The book can be hard-going for the casual reader, structured as an academic study of contemporary letters, but the important themes ring out: the melancholic quality of life in the early United States despite almost limitless opportunity; education as a socioeconomic brass ring. Most surprising perhaps is the deep well of insecurity behind much of the upward-reaching behavior we normally attribute to American “exceptionalism.” A compelling read for students of the era.
First published in the Historical Novel Review


BONUS RECIPE: Holiday Mince Tarts
1¼ lb mincemeat (add 1cup dried apricots, 1/2 cup candied pineapple, zest of one orange, 1/2 tsp peppermint and 1/2 tsp almond extract all finely processed)

12 oz plain flour
3 oz lard
3 oz butter
pinch of salt
Powdered sugar for sprinkling
Make up the pastry by sifting the flour and salt into a mixing bowl and rubbing the fats into it until the mixture resembles fine crumbs.
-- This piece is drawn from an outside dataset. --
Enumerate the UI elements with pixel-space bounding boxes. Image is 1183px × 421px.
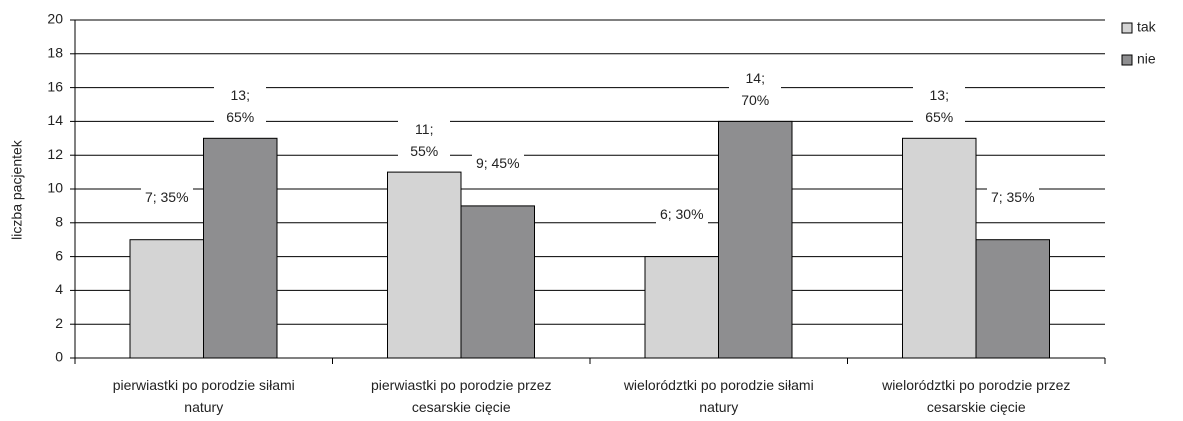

Then add just enough cold water to mix to a dough that leaves the bowl clean.
Leave the pastry to rest in a plastic bag in the refrigerator for 20-30 minutes, then roll half of it out as thinly as possible and cut it into two dozen 3 inch rounds, gathering up the scraps and re-rolling.
Then do the same with the other half of the pastry, this time using the 2½ inch cutter.
Grease 24 small muffin tins lightly and line them with the larger rounds. Fill these with mincemeat to the level of the edges of the pastry. Dampen the edges of the smaller rounds of pastry with water and press them lightly into position to form lids, sealing the edges.
Brush each one with milk and make three snips in the tops with a pair of scissors. Bake near the top of the oven for 25-30 minutes until light golden brown.
Cool on a wire tray and sprinkle with icing sugar.